Marketers must cut through a jungle of information to get to the river.
Who gets credit? Merrihew asks.
Some data is useful, some dubious and some nonsense. It’s tough to figure out which is which, say digital marketers trying to make practical sense of so-called big data.
Auto retailing relies on information, and lots of it, to decide how, when and where to pitch to consumers whose tracked online shopping activities show an interest in buying a vehicle. Search-engine marketers play tug-of-war for their attention.
“There’s the 99% rule,” says Lincoln Merrihew, vice president-transportation for market researcher Millward Brown Digital. “If online someone is looking for, say, a, 99% of companies are trying to steer that person in a different direction.”
The ability to track and aggregate consumer behavior has created a jungle of information. Marketers need to cut through it to get to the river.
“Data is coming out faster than ever before,” says Karl Brauer, Kelley Blue Book’s senior director-insights. “Control and manage it, but don’t let it overwhelm you.”
Boil down all that information into something that’s manageable and useful, advises Ernie Kelsey, American’s manager-regional marketing.
“We need to look at big data, but we’re using small data for regional marketing,” he says at a J.D. Power conference session called “Got Data? What Data Matters Most for Automotive Remarketers.”
A session theme is the need to derive “small insights” from big data, Merrihew says.
Consumers can travel all sorts of highways and byways in their online journey to a vehicle purchase. They may even take a U-turn or two.

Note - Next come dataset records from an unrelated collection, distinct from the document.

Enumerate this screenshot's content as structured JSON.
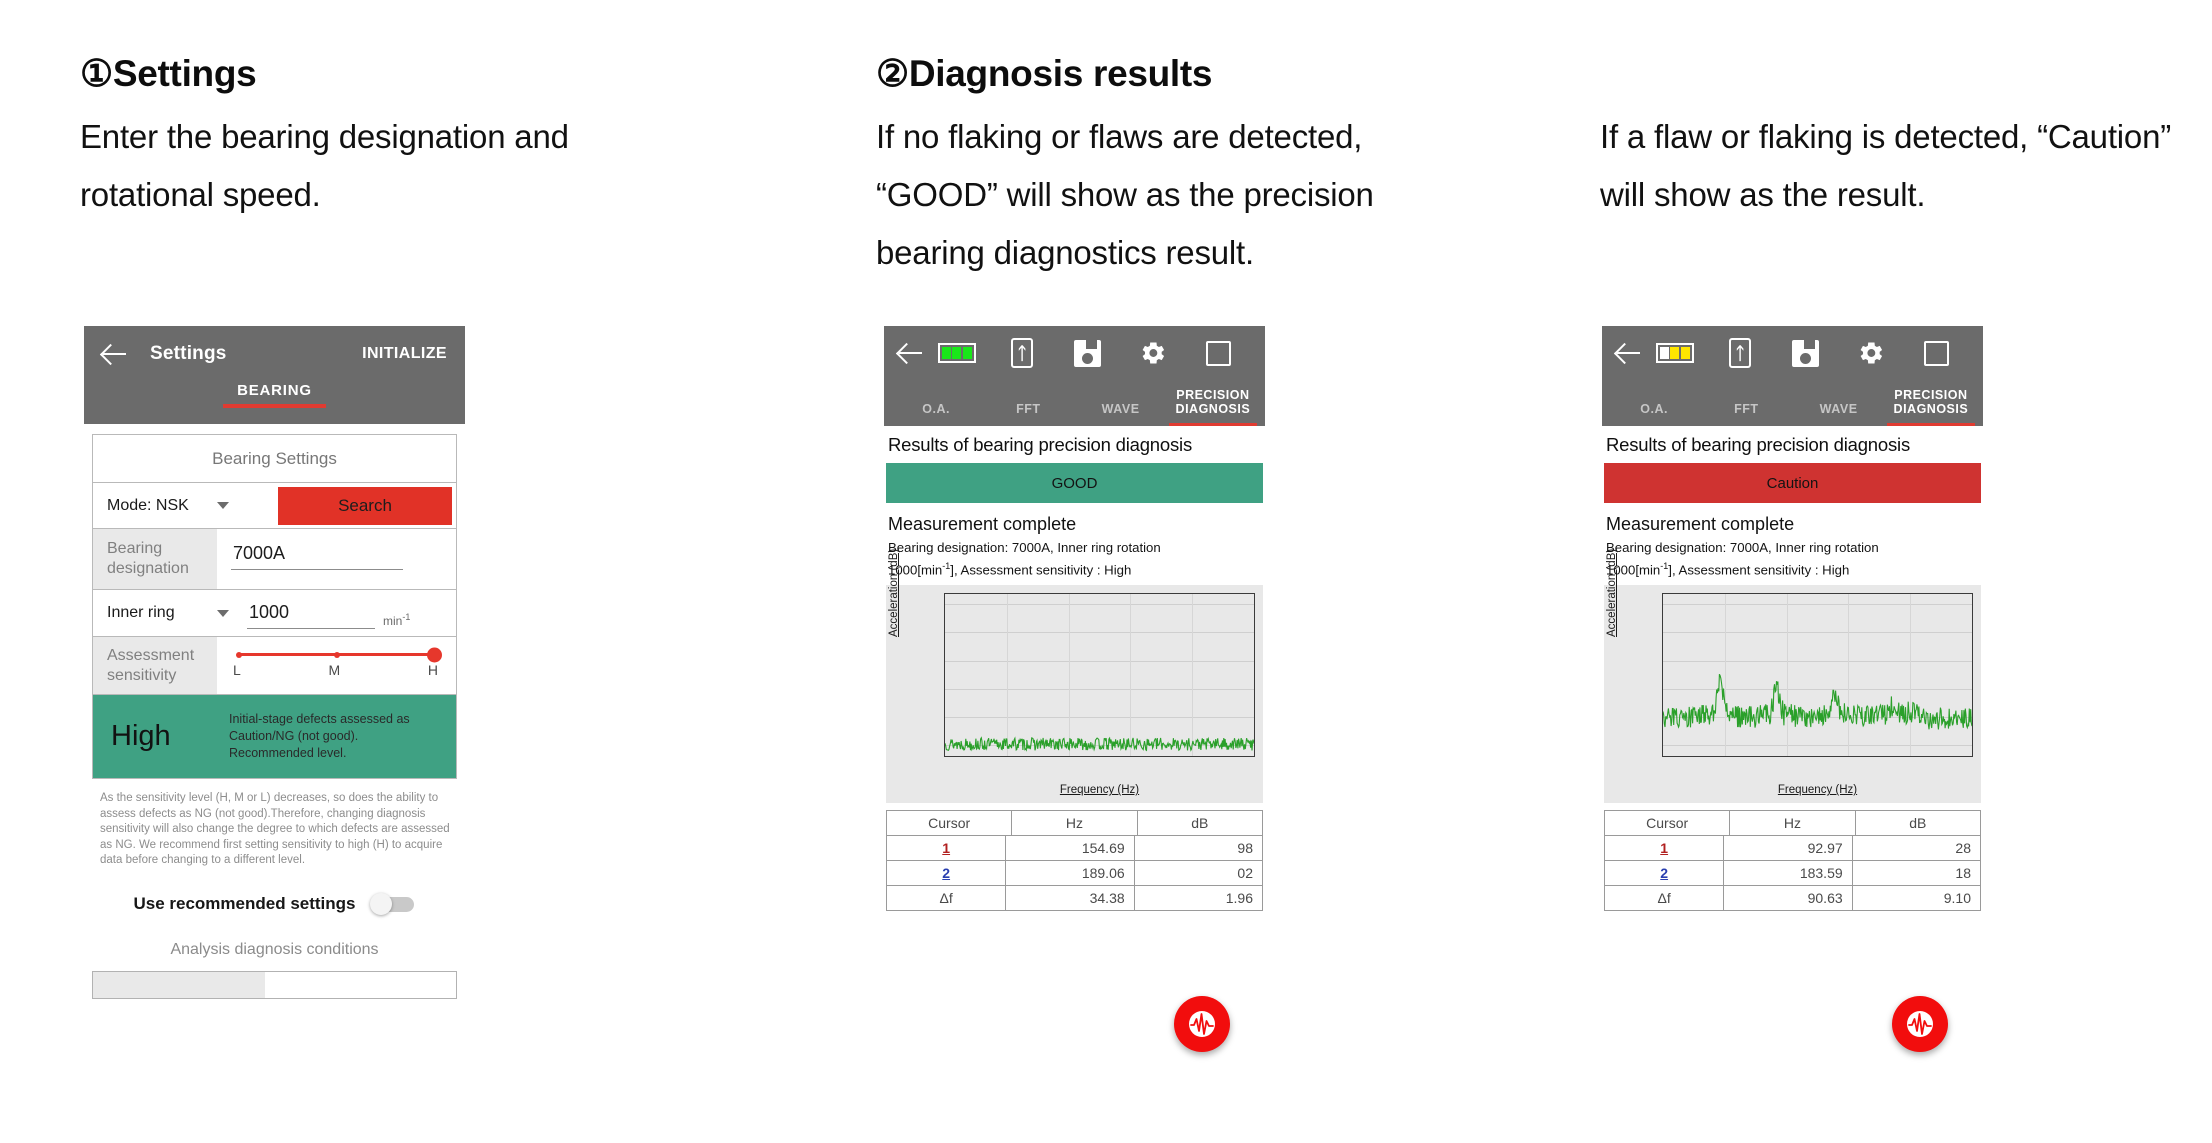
{
  "columns": [
    {
      "title": "①Settings",
      "desc": "Enter the bearing designation and rotational speed."
    },
    {
      "title": "②Diagnosis results",
      "desc": "If no flaking or flaws are detected, “GOOD” will show as the precision bearing diagnostics result."
    },
    {
      "title": "",
      "desc": "If a flaw or flaking is detected, “Caution” will show as the result."
    }
  ],
  "settings_phone": {
    "appbar": {
      "back_icon": "back-arrow-icon",
      "title": "Settings",
      "action": "INITIALIZE",
      "tab": "BEARING"
    },
    "card_title": "Bearing Settings",
    "mode": {
      "label": "Mode: NSK",
      "dropdown_icon": "chevron-down-icon",
      "search_label": "Search"
    },
    "bearing": {
      "label": "Bearing designation",
      "value": "7000A"
    },
    "rotation": {
      "label": "Inner ring",
      "dropdown_icon": "chevron-down-icon",
      "value": "1000",
      "unit": "min",
      "unit_exp": "-1"
    },
    "sensitivity": {
      "label": "Assessment sensitivity",
      "ticks": [
        "L",
        "M",
        "H"
      ],
      "selected": "H"
    },
    "high_banner": {
      "word": "High",
      "desc": "Initial-stage defects assessed as Caution/NG (not good). Recommended level."
    },
    "note": "As the sensitivity level (H, M or L) decreases, so does the ability to assess defects as NG (not good).Therefore, changing diagnosis sensitivity will also change the degree to which defects are assessed as NG. We recommend first setting sensitivity to high (H) to acquire data before changing to a different level.",
    "toggle_label": "Use recommended settings",
    "toggle_state": "off",
    "section_sub": "Analysis diagnosis conditions"
  },
  "result_phones": [
    {
      "appbar": {
        "back_icon": "back-arrow-icon",
        "battery_icon": "battery-icon",
        "battery_cells": [
          "#19e819",
          "#19e819",
          "#19e819"
        ],
        "bluetooth_icon": "bluetooth-icon",
        "save_icon": "save-icon",
        "gear_icon": "gear-icon",
        "stop_icon": "stop-square-icon",
        "tabs": [
          "O.A.",
          "FFT",
          "WAVE",
          "PRECISION DIAGNOSIS"
        ],
        "active_tab": "PRECISION DIAGNOSIS"
      },
      "results_title": "Results of bearing precision diagnosis",
      "verdict": "GOOD",
      "verdict_color": "#3fa183",
      "measurement_status": "Measurement complete",
      "meas_line1": "Bearing designation: 7000A, Inner ring rotation",
      "meas_line2_pre": "1000[min",
      "meas_line2_exp": "-1",
      "meas_line2_post": "], Assessment sensitivity : High",
      "table": {
        "headers": [
          "Cursor",
          "Hz",
          "dB"
        ],
        "rows": [
          [
            "1",
            "154.69",
            "98"
          ],
          [
            "2",
            "189.06",
            "02"
          ],
          [
            "Δf",
            "34.38",
            "1.96"
          ]
        ]
      },
      "fab_icon": "waveform-icon"
    },
    {
      "appbar": {
        "back_icon": "back-arrow-icon",
        "battery_icon": "battery-icon",
        "battery_cells": [
          "#ffffff",
          "#ffe600",
          "#ffe600"
        ],
        "bluetooth_icon": "bluetooth-icon",
        "save_icon": "save-icon",
        "gear_icon": "gear-icon",
        "stop_icon": "stop-square-icon",
        "tabs": [
          "O.A.",
          "FFT",
          "WAVE",
          "PRECISION DIAGNOSIS"
        ],
        "active_tab": "PRECISION DIAGNOSIS"
      },
      "results_title": "Results of bearing precision diagnosis",
      "verdict": "Caution",
      "verdict_color": "#cf3331",
      "measurement_status": "Measurement complete",
      "meas_line1": "Bearing designation: 7000A, Inner ring rotation",
      "meas_line2_pre": "1000[min",
      "meas_line2_exp": "-1",
      "meas_line2_post": "], Assessment sensitivity : High",
      "table": {
        "headers": [
          "Cursor",
          "Hz",
          "dB"
        ],
        "rows": [
          [
            "1",
            "92.97",
            "28"
          ],
          [
            "2",
            "183.59",
            "18"
          ],
          [
            "Δf",
            "90.63",
            "9.10"
          ]
        ]
      },
      "fab_icon": "waveform-icon"
    }
  ],
  "chart_data": [
    {
      "type": "line",
      "title": "",
      "xlabel": "Frequency (Hz)",
      "ylabel": "Acceleration (dB)",
      "xlim": [
        0,
        500
      ],
      "ylim": [
        -128,
        -13
      ],
      "xticks": [
        100,
        200,
        300,
        400,
        500
      ],
      "yticks": [
        -20,
        -40,
        -60,
        -80,
        -100,
        -120
      ],
      "grid": true,
      "series": [
        {
          "name": "spectrum-good",
          "color": "#2aa02a",
          "baseline": -120,
          "noise_amplitude": 4.5,
          "peaks": []
        }
      ]
    },
    {
      "type": "line",
      "title": "",
      "xlabel": "Frequency (Hz)",
      "ylabel": "Acceleration (dB)",
      "xlim": [
        0,
        500
      ],
      "ylim": [
        -128,
        -13
      ],
      "xticks": [
        100,
        200,
        300,
        400,
        500
      ],
      "yticks": [
        -20,
        -40,
        -60,
        -80,
        -100,
        -120
      ],
      "grid": true,
      "series": [
        {
          "name": "spectrum-caution",
          "color": "#2aa02a",
          "baseline": -102,
          "noise_amplitude": 8,
          "peaks": [
            {
              "x": 93,
              "y": -73
            },
            {
              "x": 184,
              "y": -78
            },
            {
              "x": 277,
              "y": -83
            },
            {
              "x": 370,
              "y": -94
            }
          ]
        }
      ]
    }
  ]
}
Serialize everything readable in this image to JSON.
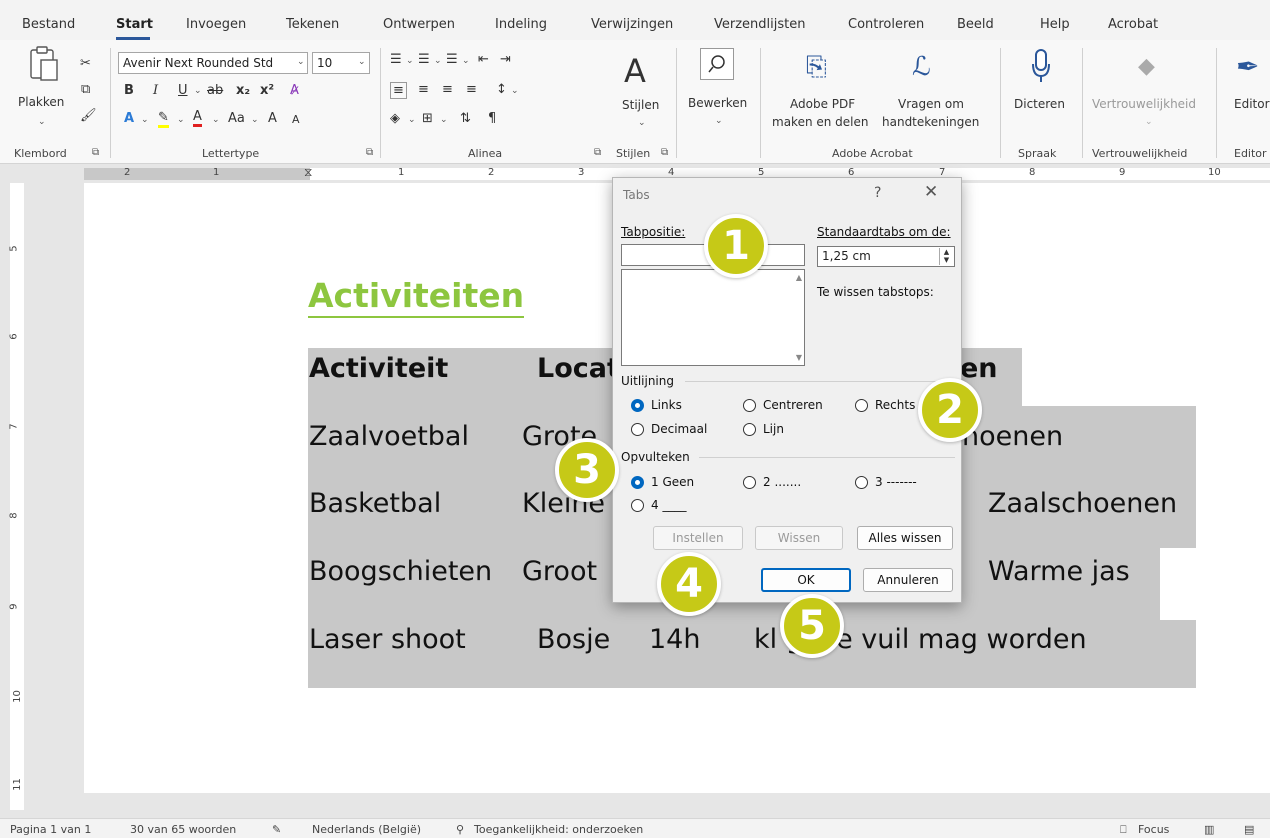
{
  "menu": {
    "tabs": [
      "Bestand",
      "Start",
      "Invoegen",
      "Tekenen",
      "Ontwerpen",
      "Indeling",
      "Verwijzingen",
      "Verzendlijsten",
      "Controleren",
      "Beeld",
      "Help",
      "Acrobat"
    ],
    "active": "Start"
  },
  "ribbon": {
    "clipboard": {
      "paste_label": "Plakken",
      "group_label": "Klembord"
    },
    "font": {
      "font_name": "Avenir Next Rounded Std",
      "font_size": "10",
      "group_label": "Lettertype",
      "bold": "B",
      "italic": "I",
      "underline": "U",
      "strike": "ab",
      "change_case": "Aa",
      "grow": "A",
      "shrink": "A"
    },
    "paragraph": {
      "group_label": "Alinea",
      "pilcrow": "¶"
    },
    "styles": {
      "label": "Stijlen",
      "group_label": "Stijlen"
    },
    "editing": {
      "label": "Bewerken"
    },
    "acrobat": {
      "pdf_label_1": "Adobe PDF",
      "pdf_label_2": "maken en delen",
      "sign_label_1": "Vragen om",
      "sign_label_2": "handtekeningen",
      "group_label": "Adobe Acrobat"
    },
    "voice": {
      "label": "Dicteren",
      "group_label": "Spraak"
    },
    "sensitivity": {
      "label": "Vertrouwelijkheid",
      "group_label": "Vertrouwelijkheid"
    },
    "editor": {
      "label": "Editor",
      "group_label": "Editor"
    }
  },
  "ruler": {
    "numbers": [
      "2",
      "1",
      "1",
      "2",
      "3",
      "4",
      "5",
      "6",
      "7",
      "8",
      "9",
      "10"
    ]
  },
  "vruler": {
    "numbers": [
      "5",
      "6",
      "7",
      "8",
      "9",
      "10",
      "11"
    ]
  },
  "document": {
    "heading": "Activiteiten",
    "rows": [
      {
        "a": "Activiteit",
        "b": "Locat",
        "c": "",
        "d": "en"
      },
      {
        "a": "Zaalvoetbal",
        "b": "Grote",
        "c": "",
        "d": "noenen"
      },
      {
        "a": "Basketbal",
        "b": "Kleine",
        "c": "",
        "d": "Zaalschoenen"
      },
      {
        "a": "Boogschieten",
        "b": "Groot",
        "c": "",
        "d": "Warme jas"
      },
      {
        "a": "Laser shoot",
        "b": "Bosje",
        "c": "14h",
        "d": "kl    g die vuil mag worden"
      }
    ]
  },
  "dialog": {
    "title": "Tabs",
    "help": "?",
    "close": "✕",
    "tab_position_label": "Tabpositie:",
    "tab_position_value": "",
    "default_tabs_label": "Standaardtabs om de:",
    "default_tabs_value": "1,25 cm",
    "clear_label": "Te wissen tabstops:",
    "alignment": {
      "title": "Uitlijning",
      "options": [
        "Links",
        "Centreren",
        "Rechts",
        "Decimaal",
        "Lijn"
      ],
      "selected": "Links"
    },
    "leader": {
      "title": "Opvulteken",
      "options": [
        "1 Geen",
        "2 .......",
        "3 -------",
        "4 ____"
      ],
      "selected": "1 Geen"
    },
    "buttons": {
      "set": "Instellen",
      "clear": "Wissen",
      "clear_all": "Alles wissen",
      "ok": "OK",
      "cancel": "Annuleren"
    }
  },
  "callouts": [
    "1",
    "2",
    "3",
    "4",
    "5"
  ],
  "status": {
    "page": "Pagina 1 van 1",
    "words": "30 van 65 woorden",
    "language": "Nederlands (België)",
    "accessibility": "Toegankelijkheid: onderzoeken",
    "focus": "Focus"
  },
  "colors": {
    "accent": "#2b579a",
    "heading_green": "#8dc63f",
    "callout": "#c6c917",
    "radio_blue": "#0067c0"
  }
}
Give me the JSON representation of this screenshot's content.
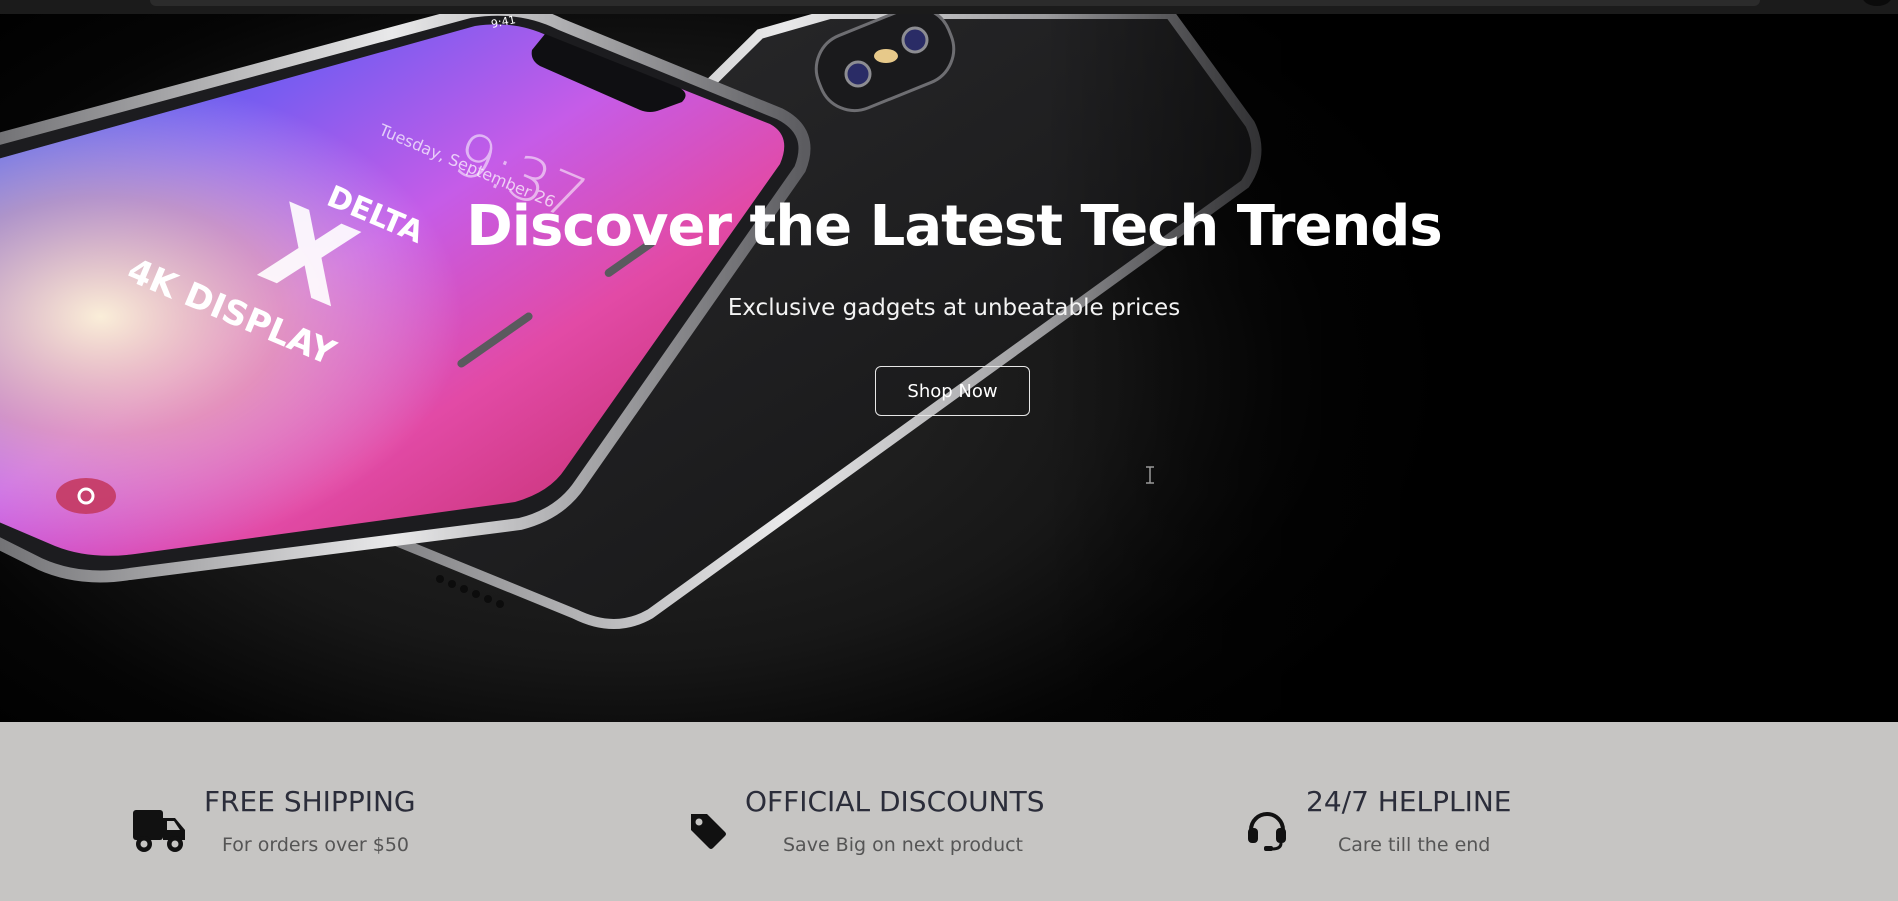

The last click doesn’t necessarily deserve the most credit for the sale. An earlier banner ad or search-engine marketing effort may have had more to do with it. But it’s hard to sort that out, despite all of the talk about using metric measurements to gauge ad effectiveness.
“Who gets credit for the circuitous route to a brand?” Merrihew says. “The long and winding route to a click sale has various detours.” Maybe even some dead ends.
Still, automakers and dealers rely on metrics and grid-like tracking to provide some idea of whether their advertising is hitting the target or getting close.
“Manufacturers can’t afford to shoot from the hip,” Brauer says. “It makes no sense. If 80% of them shot from the hip before, that’s down to 20%.”
Measuring ad effectiveness is an imperfect science. “There has to be a better way of measuring brand lift, but I haven’t figured it out,” says Seamus McAteer, senior vice president-data and analytics for Millennial Media.
The industry’s reliance on data in the pursuit of customers can give people with certain job titles more say in planning marketing strategies, he says. “If it is between a marketing expert and a statistician, they’ll take the statistician’s word for it.”
But people with advanced degrees in statistical analysis can get too absorbed in data, says Chip Peterson, group director-analytics for the automotive marketing firm Team Detroit. “They want to play with it. They can get immersed in it. They’re not necessarily interested in making money.”
Merrihew advises: “Don’t let Ph.Ds swim around more than 20%.”
“Big data” is an overused term, especially if someone is manipulating it to further their cause, McAteer says.
“I know BS when I smell it,” he says. “When people start using buzzwords, I want to see the data. You’ve got to understand the input in order to understand the results.”
Data, especially on a massive basis, can contain imperfections. Clients, marketers and others should allow for margins of error, says Peterson. “Too often in digital, I’ve seen good sources discredited. Don’t discard good data even though it might not be 100% perfect.”